Cicioğlu M., Çalhan A.

NEURAL COMPUTING AND APPLICATIONS, vol.1, no.1, pp.1-14, 2022 (SCI-Expanded)

  • Publication Type: Article / Article
  • Volume: 1 Issue: 1
  • Publication Date: 2022
  • Doi Number: 10.1007/s00521-022-07993-w
  • Journal Name: NEURAL COMPUTING AND APPLICATIONS
  • Journal Indexes: Science Citation Index Expanded (SCI-EXPANDED), Scopus, Academic Search Premier, PASCAL, Applied Science & Technology Source, Biotechnology Research Abstracts, Compendex, Computer & Applied Sciences, Index Islamicus, INSPEC, zbMATH
  • Page Numbers: pp.1-14
  • Bursa Uludag University Affiliated: Yes

Abstract

Software-defined networking (SDN) is a flexible networking paradigm that provides isolation of control and data planes from each other, proposes control mechanisms, network programmability and autonomy, and new tools for developing solutions to traditional network infrastructure problems such as latency, throughput, and packet loss losses. One of the most important critical issues that evaluated by SDN offers is the hardware and vendor-independent software for routing protocols in wireless communication. Therefore, using the SDN approach to run, manage and optimize routing algorithms efficiently has become one of the important topics. The SDN also makes it possible to use machine learning techniques for routing.
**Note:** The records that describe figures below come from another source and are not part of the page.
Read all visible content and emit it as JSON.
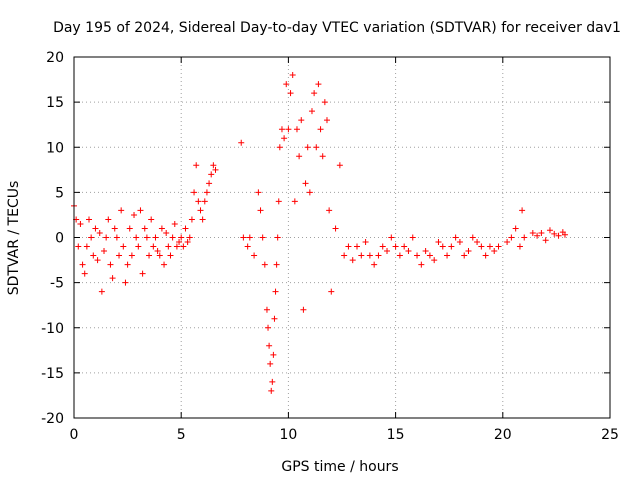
{
  "chart_data": {
    "type": "scatter",
    "title": "Day 195 of 2024, Sidereal Day-to-day VTEC variation (SDTVAR) for receiver dav1",
    "xlabel": "GPS time / hours",
    "ylabel": "SDTVAR / TECUs",
    "xlim": [
      0,
      25
    ],
    "ylim": [
      -20,
      20
    ],
    "xticks": [
      0,
      5,
      10,
      15,
      20,
      25
    ],
    "yticks": [
      -20,
      -15,
      -10,
      -5,
      0,
      5,
      10,
      15,
      20
    ],
    "grid": true,
    "marker": "+",
    "color": "#ff0000",
    "series": [
      {
        "name": "SDTVAR",
        "x": [
          0.0,
          0.1,
          0.2,
          0.3,
          0.4,
          0.5,
          0.6,
          0.7,
          0.8,
          0.9,
          1.0,
          1.1,
          1.2,
          1.3,
          1.4,
          1.5,
          1.6,
          1.7,
          1.8,
          1.9,
          2.0,
          2.1,
          2.2,
          2.3,
          2.4,
          2.5,
          2.6,
          2.7,
          2.8,
          2.9,
          3.0,
          3.1,
          3.2,
          3.3,
          3.4,
          3.5,
          3.6,
          3.7,
          3.8,
          3.9,
          4.0,
          4.1,
          4.2,
          4.3,
          4.4,
          4.5,
          4.6,
          4.7,
          4.8,
          4.9,
          5.0,
          5.1,
          5.2,
          5.3,
          5.4,
          5.5,
          5.6,
          5.7,
          5.8,
          5.9,
          6.0,
          6.1,
          6.2,
          6.3,
          6.4,
          6.5,
          6.6,
          7.8,
          7.9,
          8.1,
          8.2,
          8.4,
          8.6,
          8.7,
          8.8,
          8.9,
          9.0,
          9.05,
          9.1,
          9.15,
          9.2,
          9.25,
          9.3,
          9.35,
          9.4,
          9.45,
          9.5,
          9.55,
          9.6,
          9.7,
          9.8,
          9.9,
          10.0,
          10.1,
          10.2,
          10.3,
          10.4,
          10.5,
          10.6,
          10.7,
          10.8,
          10.9,
          11.0,
          11.1,
          11.2,
          11.3,
          11.4,
          11.5,
          11.6,
          11.7,
          11.8,
          11.9,
          12.0,
          12.2,
          12.4,
          12.6,
          12.8,
          13.0,
          13.2,
          13.4,
          13.6,
          13.8,
          14.0,
          14.2,
          14.4,
          14.6,
          14.8,
          15.0,
          15.2,
          15.4,
          15.6,
          15.8,
          16.0,
          16.2,
          16.4,
          16.6,
          16.8,
          17.0,
          17.2,
          17.4,
          17.6,
          17.8,
          18.0,
          18.2,
          18.4,
          18.6,
          18.8,
          19.0,
          19.2,
          19.4,
          19.6,
          19.8,
          20.2,
          20.4,
          20.6,
          20.8,
          20.9,
          21.0,
          21.4,
          21.6,
          21.8,
          22.0,
          22.2,
          22.4,
          22.6,
          22.8,
          22.9
        ],
        "y": [
          3.5,
          2,
          -1,
          1.5,
          -3,
          -4,
          -1,
          2,
          0,
          -2,
          1,
          -2.5,
          0.5,
          -6,
          -1.5,
          0,
          2,
          -3,
          -4.5,
          1,
          0,
          -2,
          3,
          -1,
          -5,
          -3,
          1,
          -2,
          2.5,
          0,
          -1,
          3,
          -4,
          1,
          0,
          -2,
          2,
          -1,
          0,
          -1.5,
          -2,
          1,
          -3,
          0.5,
          -1,
          -2,
          0,
          1.5,
          -1,
          -0.5,
          0,
          -1,
          1,
          -0.5,
          0,
          2,
          5,
          8,
          4,
          3,
          2,
          4,
          5,
          6,
          7,
          8,
          7.5,
          10.5,
          0,
          -1,
          0,
          -2,
          5,
          3,
          0,
          -3,
          -8,
          -10,
          -12,
          -14,
          -17,
          -16,
          -13,
          -9,
          -6,
          -3,
          0,
          4,
          10,
          12,
          11,
          17,
          12,
          16,
          18,
          4,
          12,
          9,
          13,
          -8,
          6,
          10,
          5,
          14,
          16,
          10,
          17,
          12,
          9,
          15,
          13,
          3,
          -6,
          1,
          8,
          -2,
          -1,
          -2.5,
          -1,
          -2,
          -0.5,
          -2,
          -3,
          -2,
          -1,
          -1.5,
          0,
          -1,
          -2,
          -1,
          -1.5,
          0,
          -2,
          -3,
          -1.5,
          -2,
          -2.5,
          -0.5,
          -1,
          -2,
          -1,
          0,
          -0.5,
          -2,
          -1.5,
          0,
          -0.5,
          -1,
          -2,
          -1,
          -1.5,
          -1,
          -0.5,
          0,
          1,
          -1,
          3,
          0,
          0.5,
          0.2,
          0.5,
          -0.3,
          0.8,
          0.4,
          0.2,
          0.6,
          0.3
        ]
      }
    ]
  }
}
In this study, a new machine learning-assisted routing (MLaR) algorithm is proposed for software-defined wireless networks. Through the trained model, this algorithm can make the most appropriate routing decision in real-time by using the historical network parameters of mobile nodes (latency, bandwidth, SNR, distance). This way, a learning the proposed routing algorithm that can adjust itself according to dynamic network conditions has been developed. The proposed MLaR algorithm is compared with the traditional Dijkstra algorithm in terms of delay and throughput ratio, and the MLaR gives more successful results. According to the simulation results, the proposed approach achieved 3.1 and 1.3 times improvement in delay and throughput, respectively, compared to the traditional Dijkstra.